What is skeuomorphism?
- Published
Apple announced it would scrap the "traditional" look of its mobile apps which mimicked real world objects. This is "skeuomorphic" design.
Steve Jobs believed computers should be so simple to use that a complete novice could master them based on instinct alone.
He championed a style of design in which digital elements resembled real world objects that anyone could recognise.
Behind the glass screen lay a "desktop" on which users could arrange "documents", or drop them into the "trash" - an icon in the shape of a bin.
The idea is known as "skeuomorphism". It predates Jobs and persists to this day.
The envelope is the de-facto symbol for email and SMS messages. It offers a nice distinction between read and unread - they become opened and unopened envelopes.
If you're using certain Android Samsung phones your email icon is even more atavistic - an envelope with a red wax seal. But it's got an @ pressed into it - a weird mish-mash of old and new.
On Windows 7, the Sticky Notes program resembles electronic Post-it notes. Write on them and you get a slightly handwriting-esque font called Segoe. Unlike the real thing, they don't lose their stickiness and fall off your desktop.
You cut and paste on Microsoft programs like Word and Outlook using scissors and a clipboard.
The "show desktop" icon on Windows XP looks like a leather-bound desk blotter. Not just an old-world item, but something that hasn't been on the typical desk for a long, long time.
Apple's notepad looks like yellow jotting paper, contacts are stored in a binder, and its golden compass sits on a wooden base.
It's not just the appearance of icons or just the look of an app, some programs like calendars and contacts books actually behave a little bit like their old-world equivalents.
Now, however, all that is set to change. Skeuomorphism has fallen out of favour in recent years, and is almost regarded as a dirty word by many in the design community.
Apple this week announced a radical revision to the approach at its annual developer conference in California and its new mobile operating system will ditch real world visual metaphors in favour of a stripped-back minimalist approach.
"No virtual cows were harmed in the making of this one," quipped Craig Federighi, head of the new project, in deference to the critics of its leather-trimmed calendar app.
The podcast app recently lost its reel-to-reel tape deck look, a reference which would have been lost on many younger smartphone users.
Not everyone will be pleased with the decision though, and some regret the decline of the skeuomorph.
Matt Webb runs BERG, a design company that makes electronic devices incorporating human faces and emotions.

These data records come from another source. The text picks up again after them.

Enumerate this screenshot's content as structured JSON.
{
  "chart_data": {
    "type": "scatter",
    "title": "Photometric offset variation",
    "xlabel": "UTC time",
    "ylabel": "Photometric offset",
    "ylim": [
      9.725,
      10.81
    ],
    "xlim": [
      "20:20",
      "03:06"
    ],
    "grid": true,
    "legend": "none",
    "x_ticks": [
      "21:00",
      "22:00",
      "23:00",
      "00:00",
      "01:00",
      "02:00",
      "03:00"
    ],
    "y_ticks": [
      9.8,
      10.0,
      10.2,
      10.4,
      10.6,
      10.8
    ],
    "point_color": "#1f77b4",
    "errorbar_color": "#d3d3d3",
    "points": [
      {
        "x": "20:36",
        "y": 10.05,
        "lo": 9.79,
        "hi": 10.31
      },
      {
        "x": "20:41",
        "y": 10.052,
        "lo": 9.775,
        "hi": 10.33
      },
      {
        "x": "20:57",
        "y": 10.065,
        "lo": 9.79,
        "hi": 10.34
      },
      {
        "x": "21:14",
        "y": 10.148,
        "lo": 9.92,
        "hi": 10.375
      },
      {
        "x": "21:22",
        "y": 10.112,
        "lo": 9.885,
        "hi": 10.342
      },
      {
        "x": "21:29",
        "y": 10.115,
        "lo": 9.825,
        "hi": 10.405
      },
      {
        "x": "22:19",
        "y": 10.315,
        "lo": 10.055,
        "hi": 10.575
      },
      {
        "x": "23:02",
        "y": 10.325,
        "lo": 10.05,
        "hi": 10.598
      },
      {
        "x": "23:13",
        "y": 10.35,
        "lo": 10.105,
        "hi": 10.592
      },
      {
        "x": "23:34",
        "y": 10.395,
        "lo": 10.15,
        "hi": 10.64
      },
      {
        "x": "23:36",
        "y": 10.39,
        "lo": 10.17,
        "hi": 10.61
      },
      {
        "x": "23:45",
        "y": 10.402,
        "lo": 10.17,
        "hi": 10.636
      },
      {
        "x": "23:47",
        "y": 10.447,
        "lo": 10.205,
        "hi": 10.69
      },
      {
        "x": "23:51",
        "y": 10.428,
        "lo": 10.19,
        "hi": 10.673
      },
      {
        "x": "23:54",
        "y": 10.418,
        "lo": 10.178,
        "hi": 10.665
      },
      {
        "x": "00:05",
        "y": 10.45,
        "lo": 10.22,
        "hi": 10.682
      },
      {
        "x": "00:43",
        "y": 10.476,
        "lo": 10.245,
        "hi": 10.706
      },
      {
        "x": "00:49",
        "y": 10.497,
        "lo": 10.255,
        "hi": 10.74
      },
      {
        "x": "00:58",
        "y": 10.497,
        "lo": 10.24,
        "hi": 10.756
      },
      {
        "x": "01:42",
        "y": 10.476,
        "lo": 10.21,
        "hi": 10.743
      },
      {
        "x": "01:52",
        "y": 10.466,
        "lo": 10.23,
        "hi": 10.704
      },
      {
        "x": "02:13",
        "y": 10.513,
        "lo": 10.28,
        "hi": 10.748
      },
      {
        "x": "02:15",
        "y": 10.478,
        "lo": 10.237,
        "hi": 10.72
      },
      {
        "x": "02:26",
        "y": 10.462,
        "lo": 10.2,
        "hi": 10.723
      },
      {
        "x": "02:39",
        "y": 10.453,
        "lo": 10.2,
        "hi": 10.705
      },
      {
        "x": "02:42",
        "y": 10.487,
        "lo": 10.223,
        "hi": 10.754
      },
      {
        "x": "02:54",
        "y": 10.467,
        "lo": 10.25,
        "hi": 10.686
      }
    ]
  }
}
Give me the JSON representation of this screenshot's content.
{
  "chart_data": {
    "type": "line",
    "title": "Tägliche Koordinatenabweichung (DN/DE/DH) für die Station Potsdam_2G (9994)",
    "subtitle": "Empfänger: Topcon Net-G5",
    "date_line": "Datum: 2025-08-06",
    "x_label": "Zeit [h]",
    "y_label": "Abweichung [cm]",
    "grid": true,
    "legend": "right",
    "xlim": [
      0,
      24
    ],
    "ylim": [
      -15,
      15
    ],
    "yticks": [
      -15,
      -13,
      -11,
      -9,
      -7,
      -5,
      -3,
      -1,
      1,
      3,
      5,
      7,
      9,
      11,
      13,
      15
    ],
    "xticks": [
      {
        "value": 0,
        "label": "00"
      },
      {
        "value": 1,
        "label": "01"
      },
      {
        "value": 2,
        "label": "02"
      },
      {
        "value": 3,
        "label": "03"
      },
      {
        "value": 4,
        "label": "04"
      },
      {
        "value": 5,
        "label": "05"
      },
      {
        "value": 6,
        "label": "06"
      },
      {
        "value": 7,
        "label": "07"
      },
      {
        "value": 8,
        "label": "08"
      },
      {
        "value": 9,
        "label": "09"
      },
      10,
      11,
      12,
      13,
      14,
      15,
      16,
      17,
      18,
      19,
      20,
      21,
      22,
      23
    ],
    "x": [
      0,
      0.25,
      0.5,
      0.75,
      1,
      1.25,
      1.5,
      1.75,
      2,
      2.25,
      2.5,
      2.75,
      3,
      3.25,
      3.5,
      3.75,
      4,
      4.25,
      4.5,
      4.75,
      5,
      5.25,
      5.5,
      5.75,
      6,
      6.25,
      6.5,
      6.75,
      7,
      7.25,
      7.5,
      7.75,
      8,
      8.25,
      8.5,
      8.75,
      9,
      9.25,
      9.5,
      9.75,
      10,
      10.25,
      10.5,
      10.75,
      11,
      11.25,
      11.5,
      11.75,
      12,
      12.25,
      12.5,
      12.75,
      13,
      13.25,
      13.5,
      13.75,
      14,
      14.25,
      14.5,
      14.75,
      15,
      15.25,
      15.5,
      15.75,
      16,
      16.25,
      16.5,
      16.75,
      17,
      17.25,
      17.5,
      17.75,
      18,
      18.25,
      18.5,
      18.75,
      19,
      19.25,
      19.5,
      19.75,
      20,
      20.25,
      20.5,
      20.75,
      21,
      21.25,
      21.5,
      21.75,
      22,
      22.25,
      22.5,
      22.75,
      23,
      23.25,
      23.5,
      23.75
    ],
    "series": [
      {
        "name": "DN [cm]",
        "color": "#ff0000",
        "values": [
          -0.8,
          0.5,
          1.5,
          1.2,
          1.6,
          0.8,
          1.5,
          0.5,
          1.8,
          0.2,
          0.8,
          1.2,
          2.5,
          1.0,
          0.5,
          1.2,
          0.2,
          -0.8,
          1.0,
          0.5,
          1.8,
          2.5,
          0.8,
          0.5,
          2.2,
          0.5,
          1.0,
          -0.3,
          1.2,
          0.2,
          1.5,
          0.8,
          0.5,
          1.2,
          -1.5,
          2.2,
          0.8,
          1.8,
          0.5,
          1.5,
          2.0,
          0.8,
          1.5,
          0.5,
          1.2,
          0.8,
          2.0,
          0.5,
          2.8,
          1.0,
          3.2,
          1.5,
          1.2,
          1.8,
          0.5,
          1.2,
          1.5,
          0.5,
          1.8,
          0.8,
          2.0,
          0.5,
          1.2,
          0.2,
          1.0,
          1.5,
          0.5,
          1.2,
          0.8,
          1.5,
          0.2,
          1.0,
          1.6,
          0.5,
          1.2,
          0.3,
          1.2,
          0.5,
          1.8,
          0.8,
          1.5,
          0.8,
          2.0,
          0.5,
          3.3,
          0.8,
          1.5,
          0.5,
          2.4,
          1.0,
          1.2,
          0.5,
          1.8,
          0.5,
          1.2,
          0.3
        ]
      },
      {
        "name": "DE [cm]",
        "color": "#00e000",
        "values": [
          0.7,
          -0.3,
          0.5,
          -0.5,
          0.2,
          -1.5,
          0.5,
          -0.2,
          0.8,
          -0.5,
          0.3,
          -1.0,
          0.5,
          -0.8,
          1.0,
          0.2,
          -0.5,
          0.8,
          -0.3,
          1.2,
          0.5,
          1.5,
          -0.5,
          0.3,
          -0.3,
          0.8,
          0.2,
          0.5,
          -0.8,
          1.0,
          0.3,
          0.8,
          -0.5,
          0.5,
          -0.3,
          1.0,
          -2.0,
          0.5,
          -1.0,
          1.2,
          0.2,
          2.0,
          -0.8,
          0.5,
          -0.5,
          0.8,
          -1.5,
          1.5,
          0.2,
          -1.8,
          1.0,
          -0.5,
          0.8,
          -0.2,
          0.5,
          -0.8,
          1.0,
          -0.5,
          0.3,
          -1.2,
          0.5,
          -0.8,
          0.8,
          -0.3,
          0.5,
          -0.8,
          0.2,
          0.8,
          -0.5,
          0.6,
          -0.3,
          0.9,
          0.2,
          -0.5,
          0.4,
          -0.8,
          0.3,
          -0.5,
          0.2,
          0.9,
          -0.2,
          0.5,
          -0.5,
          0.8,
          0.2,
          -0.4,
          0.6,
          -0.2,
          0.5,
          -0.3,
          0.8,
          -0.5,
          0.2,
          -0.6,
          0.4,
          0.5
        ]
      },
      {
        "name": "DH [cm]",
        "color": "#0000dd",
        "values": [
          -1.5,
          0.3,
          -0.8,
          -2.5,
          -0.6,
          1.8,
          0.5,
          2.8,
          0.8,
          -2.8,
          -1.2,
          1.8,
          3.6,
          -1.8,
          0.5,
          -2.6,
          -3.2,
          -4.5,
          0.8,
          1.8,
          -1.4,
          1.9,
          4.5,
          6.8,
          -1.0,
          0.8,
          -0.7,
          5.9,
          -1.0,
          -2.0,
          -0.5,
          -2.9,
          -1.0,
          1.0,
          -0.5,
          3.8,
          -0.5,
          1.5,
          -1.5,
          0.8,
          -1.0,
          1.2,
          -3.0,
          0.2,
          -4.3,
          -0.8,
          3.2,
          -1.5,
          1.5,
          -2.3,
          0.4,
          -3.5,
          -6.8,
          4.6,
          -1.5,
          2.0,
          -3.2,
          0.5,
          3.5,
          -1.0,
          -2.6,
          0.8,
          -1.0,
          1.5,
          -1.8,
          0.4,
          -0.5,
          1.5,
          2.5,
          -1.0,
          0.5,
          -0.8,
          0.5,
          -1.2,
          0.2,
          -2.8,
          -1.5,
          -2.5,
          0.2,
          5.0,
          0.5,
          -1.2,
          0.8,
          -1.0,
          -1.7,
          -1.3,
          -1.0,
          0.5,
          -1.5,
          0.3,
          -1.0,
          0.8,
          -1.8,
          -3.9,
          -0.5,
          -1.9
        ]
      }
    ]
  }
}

"People that criticise skeuomorphism say it's pointless, but I say it isn't. It increases your understanding of the product. Technology is getting so complicated that we're going to have to find ways for people to understand what it can do without having to spell it out," he says.
Michael Stocking has worked in the industry since the early 90s, and explains how the style has often been misused. Back then, his boss drove an Aston Martin, and insisted that the some of the software resembled the interior of his car - complete with steering wheel, indicators, and a walnut dashboard.
"It was a ludicrous forced metaphor," Stocking says. "Slavishly following real world examples can often be a lazy solution."
Likening on-screen applications to physical counterparts can help initiate the uneducated, but today they can seem unnecessary and outmoded, he suggests.
"We've moved past the need we had for them in the early days. Maybe we've even moved beyond our enjoyment of them."
The word has only been used in the tech industry for a few years, where its meaning has changed, says Dan O'Hara, an academic at Birmingham City University.
"Skeuomorphs are not strictly something that can be designed," he says. "They occur unintentionally when aesthetic styles are inherited without thinking."
Motors were originally placed at the front of cars because horses pulled carts from the front, he says. The word "horsepower" is itself a skeuomorph, remaining long after the horses had disappeared.
Webb wants the skeuomorph revived, and sees their fall from grace as a matter of taste and fashion. If we are going to move away from the tried and tested designs, we should at least take risks and experiment with new ideas, he says.
"Smartphones look like po-faced black monoliths. Why not have something which looks a bit more fun, and more joyful?"
Stocking says he has learned from the example of the Aston Martin and today he advocates a subtler, more purposeful, use of skeuomorphic design. Apple's big shift towards a flatter, sparser design doesn't spark his curiosity.
"Is there no room for ornamentation, for playfulness, for beauty? Are we all going to live in a minimalist world and walk around wearing grey polo necks?" he says.